THE BOY IS COLLATERAL FOR OUTSTANDING DEBTS. YOU HAVE 72 HOURS TO DELIVER 10,000 GOLD CROWNS TO THE ROYAL MAGE ACADEMY, OR HIS MAGIC CORE WILL BE HARVESTED FOR PARTS.

TICK TOCK, LITTLE ZERO.

The medicine bottle slipped from my numb fingers and shattered on the floor, blue liquid spreading like spilled blood.

Ten thousand gold crowns. That was more money than everyone in Dustward made in a year combined. It was an impossible amount. A death sentence.

But they didn't know who they were threatening.

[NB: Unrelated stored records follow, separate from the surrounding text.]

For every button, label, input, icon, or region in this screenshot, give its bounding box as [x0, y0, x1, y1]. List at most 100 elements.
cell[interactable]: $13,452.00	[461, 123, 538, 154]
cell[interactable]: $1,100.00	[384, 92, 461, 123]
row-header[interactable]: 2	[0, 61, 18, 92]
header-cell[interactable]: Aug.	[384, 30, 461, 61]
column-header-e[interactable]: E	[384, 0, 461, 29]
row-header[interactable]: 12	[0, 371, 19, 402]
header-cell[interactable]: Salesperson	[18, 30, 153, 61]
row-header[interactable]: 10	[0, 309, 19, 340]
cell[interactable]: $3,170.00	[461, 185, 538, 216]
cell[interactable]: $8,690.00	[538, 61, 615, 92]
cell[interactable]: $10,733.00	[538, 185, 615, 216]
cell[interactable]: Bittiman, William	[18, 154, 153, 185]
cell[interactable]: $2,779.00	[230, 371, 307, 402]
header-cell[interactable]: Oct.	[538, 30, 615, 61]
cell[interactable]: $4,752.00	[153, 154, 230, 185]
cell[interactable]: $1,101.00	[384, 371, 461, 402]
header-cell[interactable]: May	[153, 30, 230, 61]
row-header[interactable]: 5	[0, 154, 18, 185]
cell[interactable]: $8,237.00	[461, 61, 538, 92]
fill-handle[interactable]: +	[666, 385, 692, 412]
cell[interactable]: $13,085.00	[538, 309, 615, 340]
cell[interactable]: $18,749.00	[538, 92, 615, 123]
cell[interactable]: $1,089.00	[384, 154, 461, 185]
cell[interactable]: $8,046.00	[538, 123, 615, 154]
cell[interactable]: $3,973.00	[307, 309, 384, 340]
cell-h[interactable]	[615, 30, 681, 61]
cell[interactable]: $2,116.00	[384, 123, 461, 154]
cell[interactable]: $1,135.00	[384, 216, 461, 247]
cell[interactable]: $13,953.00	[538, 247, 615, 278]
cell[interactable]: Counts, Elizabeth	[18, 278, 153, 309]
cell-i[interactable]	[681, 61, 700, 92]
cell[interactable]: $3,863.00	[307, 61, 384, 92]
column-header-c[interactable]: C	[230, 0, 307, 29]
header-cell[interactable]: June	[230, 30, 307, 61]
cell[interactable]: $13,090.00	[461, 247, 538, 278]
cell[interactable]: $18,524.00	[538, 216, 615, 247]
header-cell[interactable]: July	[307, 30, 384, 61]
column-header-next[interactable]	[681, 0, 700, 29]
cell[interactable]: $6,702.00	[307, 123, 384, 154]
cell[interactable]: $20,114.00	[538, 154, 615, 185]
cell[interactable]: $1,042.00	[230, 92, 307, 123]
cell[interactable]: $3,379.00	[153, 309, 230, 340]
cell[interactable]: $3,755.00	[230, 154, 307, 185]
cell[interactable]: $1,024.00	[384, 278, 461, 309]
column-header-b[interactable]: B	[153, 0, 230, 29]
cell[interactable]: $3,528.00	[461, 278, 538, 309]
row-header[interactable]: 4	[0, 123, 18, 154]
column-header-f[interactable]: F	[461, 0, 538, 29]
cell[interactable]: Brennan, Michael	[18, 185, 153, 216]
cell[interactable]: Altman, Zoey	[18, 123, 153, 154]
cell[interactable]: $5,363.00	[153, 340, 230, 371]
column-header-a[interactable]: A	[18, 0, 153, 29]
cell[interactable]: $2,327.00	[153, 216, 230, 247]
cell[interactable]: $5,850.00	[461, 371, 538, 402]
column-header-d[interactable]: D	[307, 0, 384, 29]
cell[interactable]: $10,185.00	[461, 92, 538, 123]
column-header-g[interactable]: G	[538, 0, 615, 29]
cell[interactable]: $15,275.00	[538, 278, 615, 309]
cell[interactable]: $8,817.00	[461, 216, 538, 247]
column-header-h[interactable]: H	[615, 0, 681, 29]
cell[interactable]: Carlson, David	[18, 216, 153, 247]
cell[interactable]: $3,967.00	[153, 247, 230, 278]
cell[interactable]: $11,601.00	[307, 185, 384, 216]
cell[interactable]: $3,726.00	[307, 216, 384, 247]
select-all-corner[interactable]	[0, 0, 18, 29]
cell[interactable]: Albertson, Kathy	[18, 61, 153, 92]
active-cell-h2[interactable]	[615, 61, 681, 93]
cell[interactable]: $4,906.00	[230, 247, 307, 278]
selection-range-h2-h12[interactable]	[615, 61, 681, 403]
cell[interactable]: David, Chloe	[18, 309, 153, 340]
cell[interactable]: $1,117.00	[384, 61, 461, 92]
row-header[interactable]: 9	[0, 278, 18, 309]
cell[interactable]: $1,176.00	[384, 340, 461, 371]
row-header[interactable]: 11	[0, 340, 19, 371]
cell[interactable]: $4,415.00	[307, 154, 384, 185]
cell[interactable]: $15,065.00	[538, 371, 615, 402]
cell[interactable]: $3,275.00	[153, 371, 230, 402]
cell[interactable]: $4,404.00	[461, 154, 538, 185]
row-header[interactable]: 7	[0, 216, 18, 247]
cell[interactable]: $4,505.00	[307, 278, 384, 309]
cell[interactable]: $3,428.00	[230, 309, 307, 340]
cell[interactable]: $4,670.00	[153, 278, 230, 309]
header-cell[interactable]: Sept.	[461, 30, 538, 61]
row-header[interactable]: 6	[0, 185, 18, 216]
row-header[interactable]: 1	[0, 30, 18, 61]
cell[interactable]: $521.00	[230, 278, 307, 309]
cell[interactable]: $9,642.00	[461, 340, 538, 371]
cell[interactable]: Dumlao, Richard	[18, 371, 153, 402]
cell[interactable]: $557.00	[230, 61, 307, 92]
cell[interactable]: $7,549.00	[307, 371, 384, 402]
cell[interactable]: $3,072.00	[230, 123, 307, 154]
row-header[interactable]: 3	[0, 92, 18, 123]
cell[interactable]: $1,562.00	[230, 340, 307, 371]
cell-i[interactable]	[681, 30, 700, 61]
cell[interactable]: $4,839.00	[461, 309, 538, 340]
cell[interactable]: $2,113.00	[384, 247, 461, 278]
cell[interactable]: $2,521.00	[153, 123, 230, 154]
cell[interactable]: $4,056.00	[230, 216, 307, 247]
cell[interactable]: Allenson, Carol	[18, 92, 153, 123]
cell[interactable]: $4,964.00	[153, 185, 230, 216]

My hands curled into fists as something hot and furious burned in my chest—something that had nothing to do with magic because Zeros didn't have magic. We were empty. Powerless.

Nothing.

I looked at my Zero tattoo and felt that burning sensation grow stronger. For just a second, the black mark flickered and I could've sworn I saw purple light underneath it.

Then it was gone.

I had seventy-two hours to find an impossible amount of money and save the only person in this world who loved me.

The Academy thought I was nothing. They thought Zeros were too weak to fight back.

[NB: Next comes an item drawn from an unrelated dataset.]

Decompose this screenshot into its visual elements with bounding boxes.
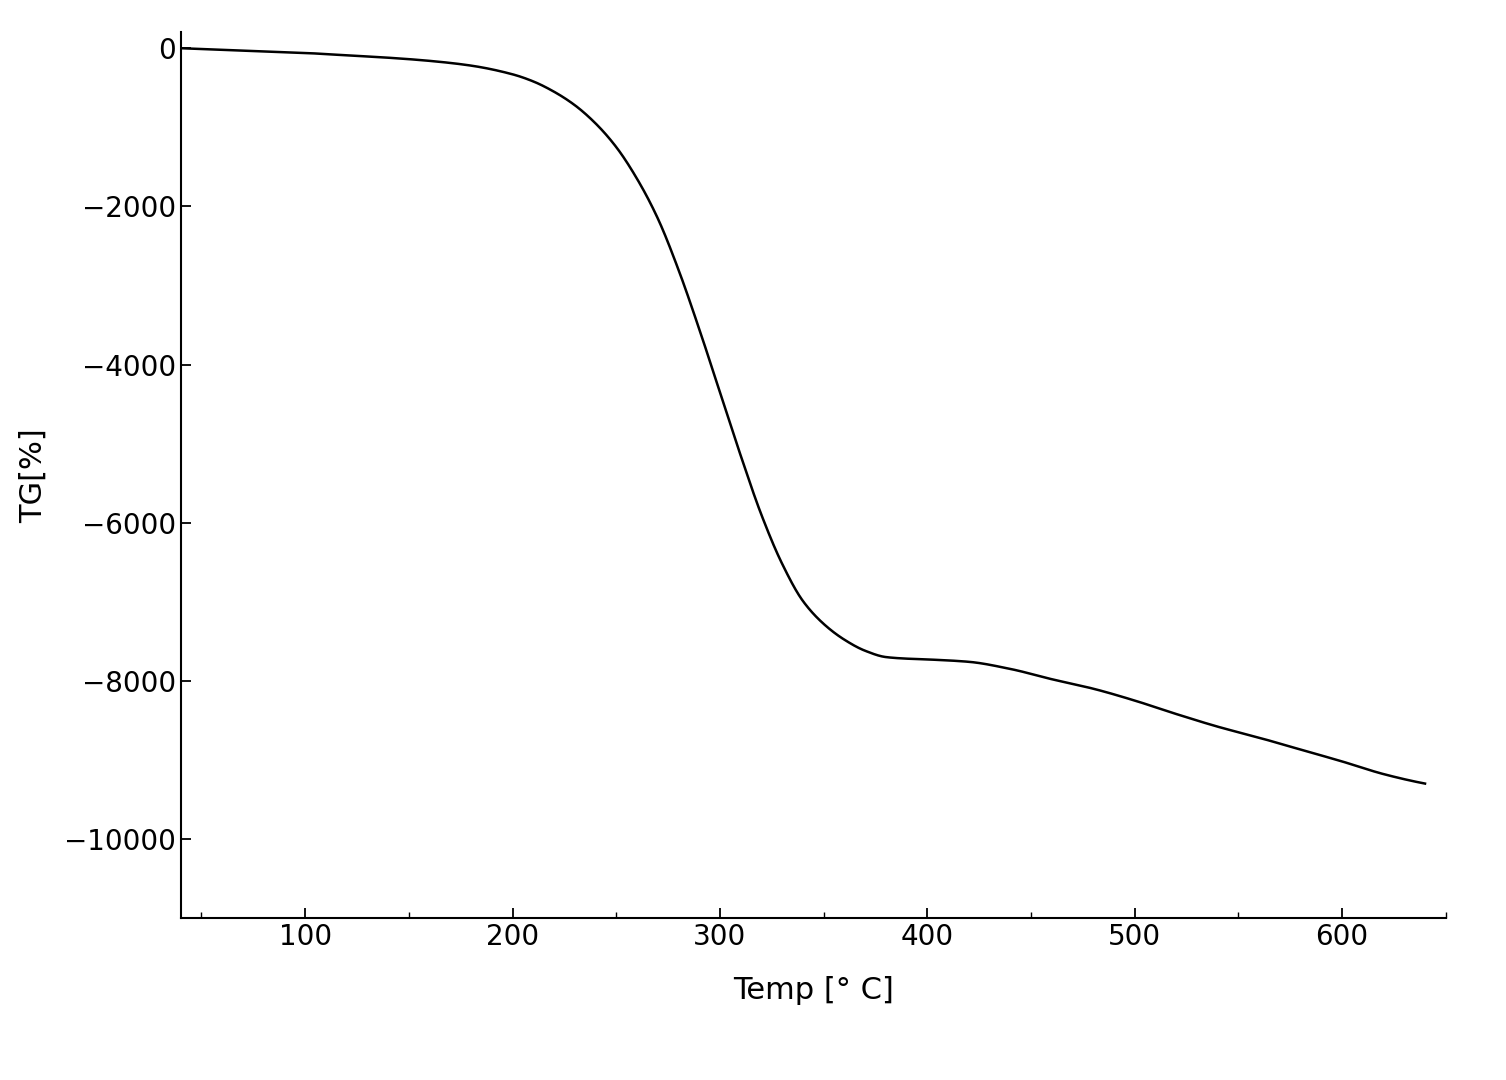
Y-axis label: TG[%]: TG[%]	[18, 428, 47, 523]
X-axis label: Temp [° C]: Temp [° C]	[733, 976, 893, 1004]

They were about to learn how wrong they were.

I grabbed my knife, stuffed my pockets with anything useful from our destroyed home, and headed for the door. My hands were shaking—not with fear, but with rage so pure it felt like swallowing lightning.

Somewhere in this cursed city, my little brother was scared and alone and waiting for me to save him.

I'd burned down the whole kingdom before I let them hurt him.

But first, I needed to visit someone who dealt in the kind of desperate, dangerous solutions that people like me required. Someone who knew about the black market, forbidden magic, and places where even Academy soldiers feared to go.

I needed to find Nyssa Thornhart.

And I needed to ask her about the one place that might give a powerless Zero like me the weapon I needed to fight back—even if going there meant certain death.

The Forbidden Shrine of Endings.

Where legends said an ancient dragon slept, waiting for someone foolish enough to wake him.